To better get across what I'm trying to ask I think it would be easier to consider the following question.
Q1. A rowing boat has 8 seats with four either side, and there are 12 men to choose from. If two men only can row on one side, and three men on the other, how many possible seating arrangements are there?
My approach to this question would be to find the number of ways to choose four men for the first side from the 12 available i.e. $12$ C $4$ ways.
Now, the other for seats can be filled in $8$ C $4$ ways. Since there are four ways to arrange each chosen person on either side of the boat, there are $12$ C $4$ $\times$ $8$ C $4$ $\times (4!)^2$ ways to arrange eight men throughout the boat.

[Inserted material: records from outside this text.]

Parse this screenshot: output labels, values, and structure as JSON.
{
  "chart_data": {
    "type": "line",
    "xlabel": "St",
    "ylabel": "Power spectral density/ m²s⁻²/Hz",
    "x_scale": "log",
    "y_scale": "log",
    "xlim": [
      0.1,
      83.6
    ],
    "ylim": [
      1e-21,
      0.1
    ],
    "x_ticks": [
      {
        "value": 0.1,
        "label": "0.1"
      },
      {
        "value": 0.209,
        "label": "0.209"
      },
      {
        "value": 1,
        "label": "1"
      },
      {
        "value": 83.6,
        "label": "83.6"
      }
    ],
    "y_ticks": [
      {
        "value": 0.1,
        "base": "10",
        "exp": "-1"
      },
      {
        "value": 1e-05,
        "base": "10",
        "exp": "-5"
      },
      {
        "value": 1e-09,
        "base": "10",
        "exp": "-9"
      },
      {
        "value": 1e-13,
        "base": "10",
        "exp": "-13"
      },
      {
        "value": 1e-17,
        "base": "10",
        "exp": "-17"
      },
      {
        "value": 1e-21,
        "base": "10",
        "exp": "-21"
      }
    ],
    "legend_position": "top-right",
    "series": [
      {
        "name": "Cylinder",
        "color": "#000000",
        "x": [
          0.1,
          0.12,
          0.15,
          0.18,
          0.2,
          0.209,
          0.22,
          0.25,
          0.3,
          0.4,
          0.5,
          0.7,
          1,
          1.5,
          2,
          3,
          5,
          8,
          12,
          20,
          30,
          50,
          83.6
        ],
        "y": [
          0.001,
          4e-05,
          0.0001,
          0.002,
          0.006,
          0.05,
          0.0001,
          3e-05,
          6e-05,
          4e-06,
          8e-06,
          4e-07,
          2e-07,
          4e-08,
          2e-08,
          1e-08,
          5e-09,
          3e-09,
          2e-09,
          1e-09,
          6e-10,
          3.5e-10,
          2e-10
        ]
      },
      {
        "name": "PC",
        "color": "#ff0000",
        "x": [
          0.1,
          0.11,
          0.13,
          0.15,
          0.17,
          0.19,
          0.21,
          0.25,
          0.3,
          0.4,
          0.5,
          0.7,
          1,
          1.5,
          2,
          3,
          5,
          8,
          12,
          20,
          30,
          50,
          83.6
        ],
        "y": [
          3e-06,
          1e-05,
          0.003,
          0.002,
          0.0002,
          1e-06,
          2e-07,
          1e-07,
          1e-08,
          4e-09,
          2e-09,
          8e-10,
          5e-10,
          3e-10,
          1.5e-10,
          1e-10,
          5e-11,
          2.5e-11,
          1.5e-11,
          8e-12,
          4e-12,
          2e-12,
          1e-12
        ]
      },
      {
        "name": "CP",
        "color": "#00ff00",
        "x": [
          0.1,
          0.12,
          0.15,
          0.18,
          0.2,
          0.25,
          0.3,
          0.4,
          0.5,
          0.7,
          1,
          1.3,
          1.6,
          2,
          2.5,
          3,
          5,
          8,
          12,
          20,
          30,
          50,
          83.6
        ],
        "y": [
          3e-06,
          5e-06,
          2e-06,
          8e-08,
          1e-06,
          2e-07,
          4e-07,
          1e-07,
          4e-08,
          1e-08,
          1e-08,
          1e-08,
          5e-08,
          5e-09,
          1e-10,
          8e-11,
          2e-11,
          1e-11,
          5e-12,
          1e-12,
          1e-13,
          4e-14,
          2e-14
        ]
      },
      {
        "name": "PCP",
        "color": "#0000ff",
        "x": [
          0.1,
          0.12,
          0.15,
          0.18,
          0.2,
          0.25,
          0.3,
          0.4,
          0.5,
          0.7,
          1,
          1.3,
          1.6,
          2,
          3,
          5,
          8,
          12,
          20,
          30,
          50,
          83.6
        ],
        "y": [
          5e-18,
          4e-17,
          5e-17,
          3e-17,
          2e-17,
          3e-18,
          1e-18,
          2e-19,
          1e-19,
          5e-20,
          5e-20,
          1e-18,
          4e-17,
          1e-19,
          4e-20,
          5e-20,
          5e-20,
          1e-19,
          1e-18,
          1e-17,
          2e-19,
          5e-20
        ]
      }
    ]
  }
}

The solution provided for this question essentially 'fixes' (i.e. three men fixed on one side and two men fixed on the other) five out of the 12 men such that the number of ways to arrange the 12 men throughout the boat can be given by $7$ C $1$ $\times$ $6$ C $2$ $\times (4!)^2$.
I don't understand why we have to fix these five men. I could understand if the question said for example, "Mr. A, Mr.B...Mr.E" (five distinct men) must always row in the boat or "Mr. A and Mr. B must always row on one side" and "Mr. C, Mr. D and Mr. E must row on the other".